Por que tantos estupros num mundo onde a permissividade facilitou o acesso à atividade sexuas entre homens e mulheres?

Número de estupros no país supera o de homicídios dolosos, diz estudo. Por que?

O número de estupros registrados no Brasil em 2012 foi maior que o de homicídios dolosos (quando há intenção de matar), segundo dados da 7ª edição do Anuário Brasileiro de Segurança Pública. O Anuário é produzido pelo Fórum Brasileiro de Segurança Pública, que se baseia em informações do IBGE e do Sistema Nacional de Estatísticas em Segurança Pública (Sinesp), gerido pela Secretaria Nacional de Segurança Pública, ligada ao Ministério da Justiça. De acordo com o Anuário, o país registrou 50.617 casos de estupro em 2012, o que equivale a 26,1 estupros por grupo de 100 mil habitantes. Um avanço de 18,17% em relação a 2011, quando a taxa foi de 22,1 por grupo de 100 mil.
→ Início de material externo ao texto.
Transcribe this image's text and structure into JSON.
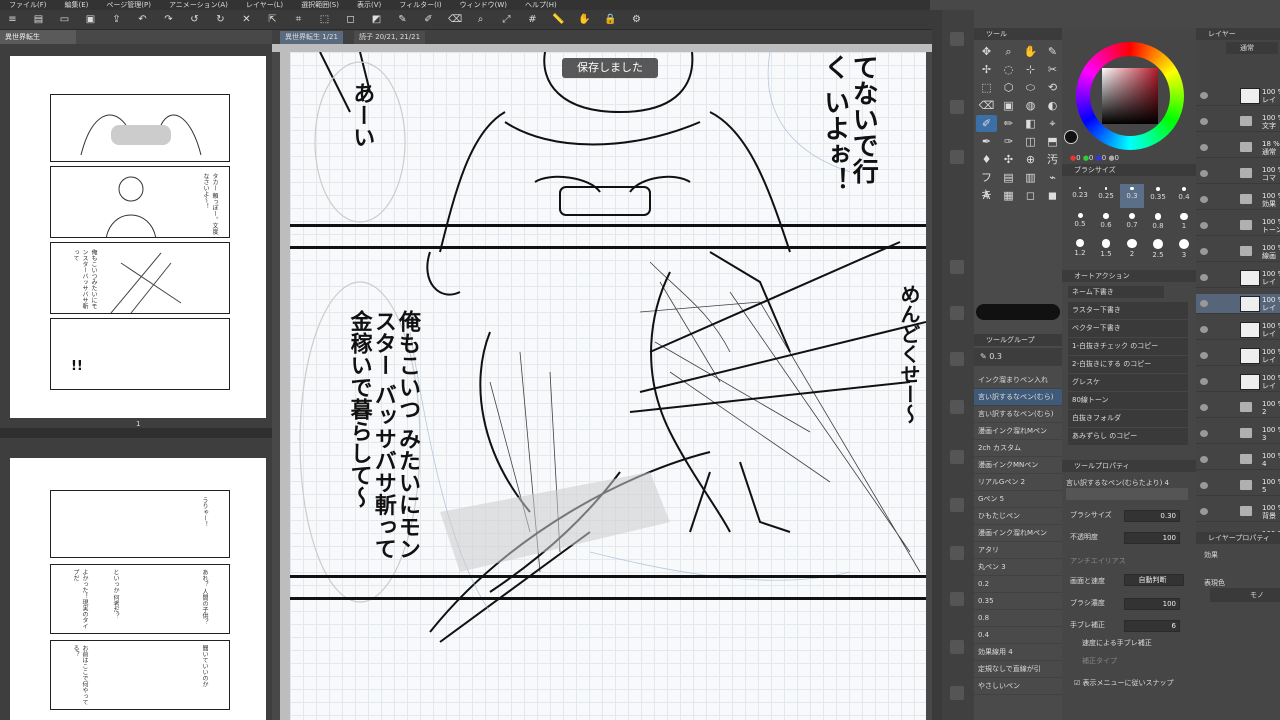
{
  "menu": [
    "ファイル(F)",
    "編集(E)",
    "ページ管理(P)",
    "アニメーション(A)",
    "レイヤー(L)",
    "選択範囲(S)",
    "表示(V)",
    "フィルター(I)",
    "ウィンドウ(W)",
    "ヘルプ(H)"
  ],
  "toolbar_icons": [
    "menu-icon",
    "new-file-icon",
    "open-icon",
    "save-icon",
    "export-icon",
    "undo-icon",
    "redo-icon",
    "rotate-left-icon",
    "rotate-right-icon",
    "clear-icon",
    "transform-icon",
    "crop-icon",
    "select-all-icon",
    "deselect-icon",
    "invert-icon",
    "pen-icon",
    "brush-icon",
    "eraser-icon",
    "zoom-icon",
    "fit-icon",
    "grid-icon",
    "ruler-icon",
    "hand-icon",
    "lock-icon",
    "settings-icon"
  ],
  "left_tab": "異世界転生",
  "doc_tabs": {
    "active": "異世界転生 1/21",
    "other": "読子 20/21, 21/21"
  },
  "toast": "保存しました",
  "nav": {
    "page_number": "1"
  },
  "thumb_texts": [
    "タカー 頼っぽー。文度なさいよ〜！",
    "うりゃー！",
    "俺もこいつみたいにモンスターバッサバサ斬って",
    "!!",
    "あれ？ 人間の子供？",
    "といっか 何者だ？",
    "よかった！現実のタイプだ",
    "お前はここで何やってる？",
    "聞いていいのか"
  ],
  "manga_text": {
    "top_right": "てないで行く いよぉ！",
    "top_left": "あーい",
    "middle_left": "俺もこいつ みたいにモンスター バッサバサ斬って 金稼いで暮らして〜",
    "right": "めんどくせー〜"
  },
  "tool_panel": {
    "header": "ツール",
    "tools": [
      "✥",
      "⌕",
      "✋",
      "✎",
      "✢",
      "◌",
      "⊹",
      "✂",
      "⬚",
      "⬡",
      "⬭",
      "⟲",
      "⌫",
      "▣",
      "◍",
      "◐",
      "✐",
      "✏",
      "◧",
      "⌖",
      "✒",
      "✑",
      "◫",
      "⬒",
      "♦",
      "✣",
      "⊕",
      "汚",
      "フキ",
      "▤",
      "▥",
      "⌁",
      "A",
      "▦",
      "◻",
      "◼"
    ],
    "sub_header": "ツールグループ",
    "sub_value": "0.3",
    "sub_items": [
      "インク溜まりペン入れ",
      "言い訳するなペン(むら)",
      "言い訳するなペン(むら)",
      "漫画インク溜れMペン",
      "2ch カスタム",
      "漫画インクMNペン",
      "リアルGペン 2",
      "Gペン 5",
      "ひもたじペン",
      "漫画インク溜れMペン",
      "アタリ",
      "丸ペン 3",
      "0.2",
      "0.35",
      "0.8",
      "0.4",
      "効果線用 4",
      "定規なしで直線が引",
      "やさしいペン"
    ]
  },
  "color": {
    "main": "#b51a2a",
    "sub": "#ffffff",
    "values": [
      "0",
      "0",
      "0",
      "0"
    ]
  },
  "brush_size": {
    "header": "ブラシサイズ",
    "sizes": [
      "0.23",
      "0.25",
      "0.3",
      "0.35",
      "0.4",
      "0.5",
      "0.6",
      "0.7",
      "0.8",
      "1",
      "1.2",
      "1.5",
      "2",
      "2.5",
      "3"
    ],
    "selected": "0.3"
  },
  "auto_action": {
    "header": "オートアクション",
    "set": "ネーム下書き",
    "items": [
      "ラスター下書き",
      "ベクター下書き",
      "1-白抜きチェック のコピー",
      "2-白抜きにする のコピー",
      "グレスケ",
      "80線トーン",
      "白抜きフォルダ",
      "あみずらし のコピー"
    ]
  },
  "tool_prop": {
    "header": "ツールプロパティ",
    "brush_name": "言い訳するなペン(むらたより) 4",
    "size_label": "ブラシサイズ",
    "size_value": "0.30",
    "opacity_label": "不透明度",
    "opacity_value": "100",
    "aa_label": "アンチエイリアス",
    "speed_label": "画面と速度",
    "speed_value": "自動判断",
    "density_label": "ブラシ濃度",
    "density_value": "100",
    "stab_label": "手ブレ補正",
    "stab_value": "6",
    "speed_stab": "速度による手ブレ補正",
    "type_label": "補正タイプ",
    "snap": "表示メニューに従いスナップ"
  },
  "layers": {
    "header": "レイヤー",
    "blend": "通常",
    "items": [
      {
        "pct": "100 %",
        "name": "レイ"
      },
      {
        "pct": "100 %",
        "name": "文字"
      },
      {
        "pct": "18 %",
        "name": "通常"
      },
      {
        "pct": "100 %",
        "name": "コマ"
      },
      {
        "pct": "100 %",
        "name": "効果"
      },
      {
        "pct": "100 %",
        "name": "トーン"
      },
      {
        "pct": "100 %",
        "name": "線画"
      },
      {
        "pct": "100 %",
        "name": "レイ"
      },
      {
        "pct": "100 %",
        "name": "レイ"
      },
      {
        "pct": "100 %",
        "name": "レイ"
      },
      {
        "pct": "100 %",
        "name": "レイ"
      },
      {
        "pct": "100 %",
        "name": "レイ"
      },
      {
        "pct": "100 %",
        "name": "2"
      },
      {
        "pct": "100 %",
        "name": "3"
      },
      {
        "pct": "100 %",
        "name": "4"
      },
      {
        "pct": "100 %",
        "name": "5"
      },
      {
        "pct": "100 %",
        "name": "背景"
      },
      {
        "pct": "100 %",
        "name": "フォル"
      }
    ]
  },
  "layer_prop": {
    "header": "レイヤープロパティ",
    "effect": "効果",
    "color_label": "表現色",
    "color_value": "モノ"
  }
}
O número de homicídios dolosos registrados em 2012 foi de 47.136. Os estados que mais registraram casos de estupro por 100 mil habitantes em 2012 foram Roraima (52,2), Rondônia (49) e Santa Catarina (45,8). No entanto, o Fórum ressalva que esses três estados estão no chamado "grupo 2" de qualidade de informação, o que significa que os índices de fato podem ser ainda piores.